Вечер спускается тихо-тихо, прокручивая рождение дня в обратном порядке. От жары остаются еще лишние градусы, но и они – истаивают, и озеро подергивается дымком от костров, туманом от болот и дышит еле слышно, укладываясь спать – на ночь. Я сижу на полусгнившей скамейке, поросшей мхом, как нежным зеленым плюшем. У берега вода гладкая, морщит воду тростник, пускают круги вечерние мальки, которых гоняет щучка. Я сижу, затаив дыхание и наблюдаю за мошкой, роящейся над водой. Время гудеть майским жукам – но это – позже, как только стемнеет.
Я курю, хотя давно бросила – но я тяну хороший табак, как старый виски, и кот приходит на незнакомый запах, трется у моих ног, урчит ровно и громко, изображая нежнейшую любовь. При попытке взять его на руки, он прыгает на молодую ёлку, с неё – не спускаясь – на берёзу, с берёзы – на осину… Будто рыжая белка мечется среди деревьев. Набегавшись, кот лезет в свою любимую, глубочайшую яму, получившуюся от падения старого дуба – вывернуло корни. Яма полна тайн, чудес и сухого мышиного запаха. Кот проползает по яме насквозь и вылезает к воде, и пьет её, быстро двигая крошечным язычком.

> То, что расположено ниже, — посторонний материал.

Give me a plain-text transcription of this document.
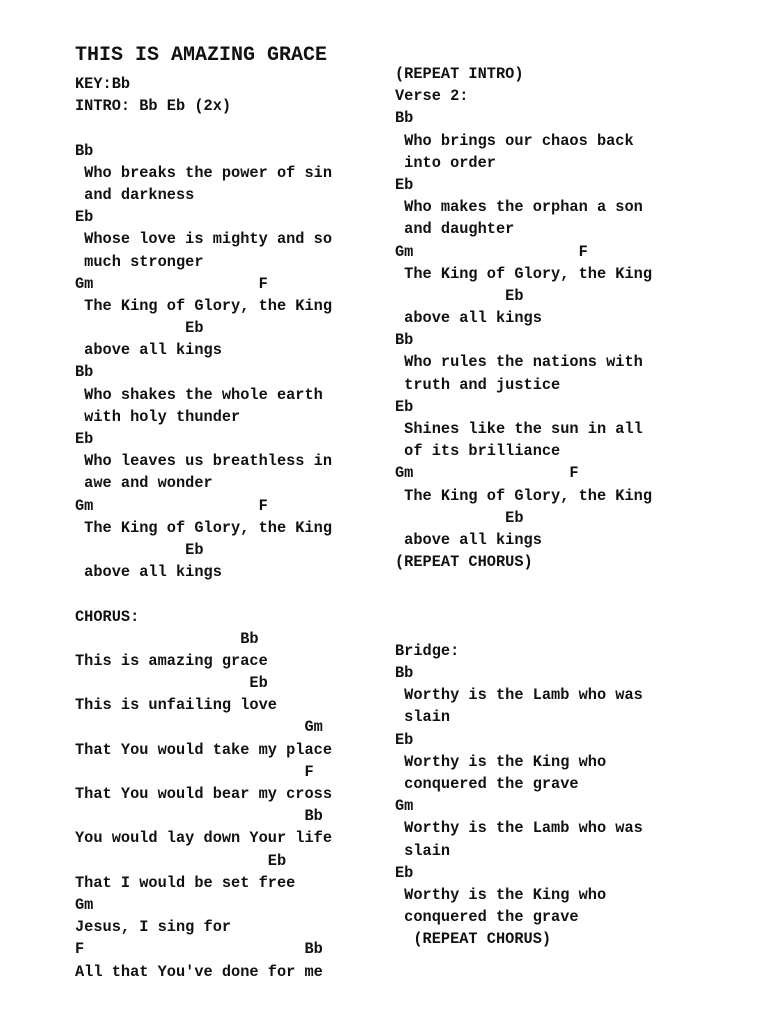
THIS IS AMAZING GRACE
KEY:Bb
INTRO: Bb Eb (2x)
Bb
Who breaks the power of sin
and darkness
Eb
Whose love is mighty and so
much stronger
Gm                  F
The King of Glory, the King
Eb
above all kings
Bb
Who shakes the whole earth
with holy thunder
Eb
Who leaves us breathless in
awe and wonder
Gm                  F
The King of Glory, the King
Eb
above all kings
CHORUS:
Bb
This is amazing grace
Eb
This is unfailing love
Gm
That You would take my place
F
That You would bear my cross
Bb
You would lay down Your life
Eb
That I would be set free
Gm
Jesus, I sing for
F                        Bb
All that You've done for me
(REPEAT INTRO)
Verse 2:
Bb
Who brings our chaos back
into order
Eb
Who makes the orphan a son
and daughter
Gm                  F
The King of Glory, the King
Eb
above all kings
Bb
Who rules the nations with
truth and justice
Eb
Shines like the sun in all
of its brilliance
Gm                 F
The King of Glory, the King
Eb
above all kings
(REPEAT CHORUS)
Bridge:
Bb
Worthy is the Lamb who was
slain
Eb
Worthy is the King who
conquered the grave
Gm
Worthy is the Lamb who was
slain
Eb
Worthy is the King who
conquered the grave
(REPEAT CHORUS)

По воде бегут полукружья, кот чихает и тут же отвлекается на пролетающую над ним цаплю.
Скоро зацветут ландыши, и их аромат будет сильнее всех запахов леса…
С привычкой вставать в пять утра баба Меля так и не рассталась, и теперь лежала в темноте, ворочалась, и пружины дивана, на который баба перебиралась на зиму, отвечали ей – будто убаюкивали. В темноте всегда мысли приходят, но какие-то тягомотные, не такие, как днём. Днём только и думай – к поросенку, к курам, соседа попросить капкан на хоря поставить, да у Ленки-почтальонши узнать, не дадут ли пенсию поранее, а то Новый год, как-никак. Пенсия была грошовая, смешная, но баба Меля была рада, и всё недоумевала, как так – на работу не ходи, а тебе денег дают, за что? Если рассмотреть, как за прежний труд, то недодали, а если так, за уважение к старости – то и довольно будет. Баба пошевелилась, и кошка Лиза, спавшая у неё в ногах, мягко спрыгнула на пол. Тишина стояла такая, что слышно было, как кошка лакает молоко. Сейчас на двор пойдёт, – баба села на диване, – значит, и нам пора…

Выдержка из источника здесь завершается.